IM is built on several principles that guide providers in better supporting their patients:
• Both the provider and patient are partners with shared goals.
• There are many contributing factors to diseases that need to be taken into consideration. These include the mind, body and spirit, along with other drivers of illnesses such as the social determinants of health.
• Appropriate, safe and effective use of both conventional and “alternative” medicines are taken into consideration.
• Effective nonsurgical and nonpharmaceutical interventions that are less invasive should be used whenever possible as appropriate.
• All treatment modalities need to be evaluated critically and should be guided by evidence.
• Good medicine is based on good science. However, research should not be generalized for every individual.

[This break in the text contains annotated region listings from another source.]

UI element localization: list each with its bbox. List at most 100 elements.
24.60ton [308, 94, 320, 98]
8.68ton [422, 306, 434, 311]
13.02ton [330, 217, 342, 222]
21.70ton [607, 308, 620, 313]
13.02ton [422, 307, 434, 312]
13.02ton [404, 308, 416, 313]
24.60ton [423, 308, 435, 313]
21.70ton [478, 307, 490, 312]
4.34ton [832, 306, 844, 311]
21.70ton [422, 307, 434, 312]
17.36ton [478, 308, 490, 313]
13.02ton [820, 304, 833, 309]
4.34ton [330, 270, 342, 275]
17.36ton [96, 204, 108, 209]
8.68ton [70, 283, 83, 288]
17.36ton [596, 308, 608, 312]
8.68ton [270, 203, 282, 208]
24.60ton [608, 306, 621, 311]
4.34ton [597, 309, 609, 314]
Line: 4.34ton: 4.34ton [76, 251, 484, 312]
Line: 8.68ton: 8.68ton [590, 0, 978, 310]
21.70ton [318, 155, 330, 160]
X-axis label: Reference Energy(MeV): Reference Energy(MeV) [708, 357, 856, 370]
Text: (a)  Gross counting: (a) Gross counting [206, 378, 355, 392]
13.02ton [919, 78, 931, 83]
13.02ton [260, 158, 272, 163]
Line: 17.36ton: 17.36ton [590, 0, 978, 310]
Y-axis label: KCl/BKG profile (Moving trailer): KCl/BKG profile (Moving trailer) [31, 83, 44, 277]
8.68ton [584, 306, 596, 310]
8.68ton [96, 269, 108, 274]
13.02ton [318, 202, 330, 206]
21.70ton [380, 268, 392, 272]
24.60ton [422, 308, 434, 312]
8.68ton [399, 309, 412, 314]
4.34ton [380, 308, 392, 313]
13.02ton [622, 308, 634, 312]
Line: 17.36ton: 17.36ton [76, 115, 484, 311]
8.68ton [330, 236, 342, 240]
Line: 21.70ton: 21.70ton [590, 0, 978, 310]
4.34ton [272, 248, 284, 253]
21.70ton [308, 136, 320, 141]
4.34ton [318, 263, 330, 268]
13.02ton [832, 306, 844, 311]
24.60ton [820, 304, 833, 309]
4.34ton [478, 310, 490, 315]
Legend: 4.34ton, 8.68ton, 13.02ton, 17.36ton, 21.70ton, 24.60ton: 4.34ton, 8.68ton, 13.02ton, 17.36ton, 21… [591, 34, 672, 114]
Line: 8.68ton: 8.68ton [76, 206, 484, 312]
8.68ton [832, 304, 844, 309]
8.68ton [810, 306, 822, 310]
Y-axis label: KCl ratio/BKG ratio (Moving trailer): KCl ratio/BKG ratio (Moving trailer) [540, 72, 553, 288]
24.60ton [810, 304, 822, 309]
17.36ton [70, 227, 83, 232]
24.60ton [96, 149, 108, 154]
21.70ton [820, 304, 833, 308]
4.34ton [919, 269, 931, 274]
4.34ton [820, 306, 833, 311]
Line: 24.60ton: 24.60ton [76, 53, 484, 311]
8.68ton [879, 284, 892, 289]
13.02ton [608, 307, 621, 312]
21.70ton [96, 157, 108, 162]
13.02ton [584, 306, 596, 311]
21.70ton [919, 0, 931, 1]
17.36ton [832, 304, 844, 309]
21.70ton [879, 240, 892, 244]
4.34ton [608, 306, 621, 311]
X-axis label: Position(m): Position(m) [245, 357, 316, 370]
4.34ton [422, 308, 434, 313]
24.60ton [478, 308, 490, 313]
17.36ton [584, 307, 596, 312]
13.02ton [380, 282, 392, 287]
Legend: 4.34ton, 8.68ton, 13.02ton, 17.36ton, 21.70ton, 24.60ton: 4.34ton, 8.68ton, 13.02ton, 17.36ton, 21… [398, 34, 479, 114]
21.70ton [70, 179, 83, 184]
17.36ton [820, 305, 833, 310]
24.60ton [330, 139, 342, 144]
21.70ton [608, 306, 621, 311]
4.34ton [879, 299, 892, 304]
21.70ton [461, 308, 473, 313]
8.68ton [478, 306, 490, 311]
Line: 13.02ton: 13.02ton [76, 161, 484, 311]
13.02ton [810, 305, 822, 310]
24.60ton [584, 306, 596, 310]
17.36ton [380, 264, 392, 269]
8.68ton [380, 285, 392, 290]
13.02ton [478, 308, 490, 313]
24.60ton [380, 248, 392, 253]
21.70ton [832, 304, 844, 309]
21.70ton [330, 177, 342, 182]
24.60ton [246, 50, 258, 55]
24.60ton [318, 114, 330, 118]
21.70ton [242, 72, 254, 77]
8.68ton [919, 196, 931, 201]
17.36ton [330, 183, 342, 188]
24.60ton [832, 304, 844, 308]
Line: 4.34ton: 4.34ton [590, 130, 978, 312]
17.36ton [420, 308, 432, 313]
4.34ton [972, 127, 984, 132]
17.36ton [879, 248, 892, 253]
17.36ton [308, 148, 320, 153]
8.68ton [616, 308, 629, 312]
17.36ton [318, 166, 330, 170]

• Health promotion and prevention are just as important as managing diseases.
• IM practitioners should model healthy behaviors and practices.
• An individualized approach to care offers precision, which leads to better responses to treatment.
The future of health care has to transform in favor of a new direction. Instead of just treating diseases, we also need to promote health. Instead of generic care that follows algorithmic guidelines, providers need to personalize care. Instead of treatment approaches that only provide symptom relief and symptom suppression, we need to also start addressing the causes of illnesses. Instead of patients relying on providers, patients need to be empowered to take responsibility for their health. Instead of health care silos, we need fully integrated health care systems that ideally adopt IM philosophies.
IM is no longer “alternative medicine” and the phenomenon is fueled by growing patient demand. It provides more tools for providers and autonomy for patients. Hawaii has traditionally been slow at adopting types of reform, but the time to offer our residents a new perspective and approach to medicine that addresses the heart of healing is ripe.